According to Hamza, Sweida currently relies entirely on remittances from its expatriate community abroad. Taim explained that many of this governorate’s citizens abroad are living either in Latin America or working in the Gulf.
“Every house has one or two people that are living outside of Syria, so they can send money to them,” he said.
But the economic situation of the local people has deteriorated to an extreme.
“There is no milk for the kids, and even if it’s available, it’s very expensive and people cannot even purchase it. They cannot even [travel] to their jobs. It’s more expensive to go to your job than your monthly wage,” Taim said.
In addition to the economic hardship, security is also an issue that Sweida’s population must confront. Hamza says that the phenomenon of the proliferation of armed elements in the form of road-blocking gangs is common in the area.
“These groups engage in violence, including the killing and kidnapping of residents, stealing cars and homes, and demanding tributes from merchants,” he said, adding that many of them have ties to internal security agencies or external entities to facilitate smuggling.
Taim adds that people that live in south Sweida suffer also from the drug industry originating in southern Lebanon.
Scuto reports recent additional demonstrations in Assad’s strongholds, including protests by taxi and bus drivers in the capital Damascus last week.
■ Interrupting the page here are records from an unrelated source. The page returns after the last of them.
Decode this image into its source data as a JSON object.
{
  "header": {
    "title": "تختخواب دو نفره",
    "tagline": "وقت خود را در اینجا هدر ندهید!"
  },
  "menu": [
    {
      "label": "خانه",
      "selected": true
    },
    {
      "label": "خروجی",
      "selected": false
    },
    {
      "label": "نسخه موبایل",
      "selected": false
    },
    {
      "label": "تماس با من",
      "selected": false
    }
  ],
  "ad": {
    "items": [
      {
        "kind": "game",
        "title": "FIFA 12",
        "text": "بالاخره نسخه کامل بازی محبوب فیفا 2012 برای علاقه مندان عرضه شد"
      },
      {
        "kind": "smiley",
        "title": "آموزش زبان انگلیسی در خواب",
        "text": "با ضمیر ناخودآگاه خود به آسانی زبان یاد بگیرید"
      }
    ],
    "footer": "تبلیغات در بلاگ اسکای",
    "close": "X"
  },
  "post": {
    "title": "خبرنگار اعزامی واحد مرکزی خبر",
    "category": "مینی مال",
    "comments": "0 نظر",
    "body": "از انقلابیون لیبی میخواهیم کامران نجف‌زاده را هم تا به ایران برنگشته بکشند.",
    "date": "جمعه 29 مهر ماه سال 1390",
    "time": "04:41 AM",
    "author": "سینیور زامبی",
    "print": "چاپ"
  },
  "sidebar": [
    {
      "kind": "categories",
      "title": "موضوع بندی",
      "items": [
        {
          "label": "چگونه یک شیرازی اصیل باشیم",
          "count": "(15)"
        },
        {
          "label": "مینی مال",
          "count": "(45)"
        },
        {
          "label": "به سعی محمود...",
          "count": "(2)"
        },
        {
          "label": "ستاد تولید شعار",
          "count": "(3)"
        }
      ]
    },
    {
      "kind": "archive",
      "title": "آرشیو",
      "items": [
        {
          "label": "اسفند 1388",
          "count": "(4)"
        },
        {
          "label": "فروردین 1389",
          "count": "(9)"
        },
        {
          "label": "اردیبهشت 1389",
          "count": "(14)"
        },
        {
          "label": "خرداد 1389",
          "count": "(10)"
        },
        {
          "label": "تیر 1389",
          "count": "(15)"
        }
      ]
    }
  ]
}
These further highlight growing public discontent and socioeconomic grievances.
As in other areas controlled by the Syrian government, “resources to improve living conditions in Sweida remain limited, undermining efforts to defuse tensions in the near term and sustaining the risk of further unrest,” she said.
“I think we are likely to observe harsh security measures should these protests see a further uptick in the coming week, as in December 2022,” Scuto noted.
She argues that the increasingly recurrent nature of protest activity will sustain the likelihood of government forces carrying out arbitrary arrests and the use of live ammunition by security forces to disperse demonstrators.
Despite the fact that the Druze population has been considered a politically sensitive minority by the government, with the Druze having remained largely neutral on Assad, Scuto maintains that there have been growing signs of restlessness since 2018. Incidents of Druze youth absconding from their military service illustrate this.
According to her, the Assad regime will take note especially of the fact that the demonstrators revived chants from the Syrian Revolution and that similar protests took place in Daraa and Rif-Dimashq governorates in 2011.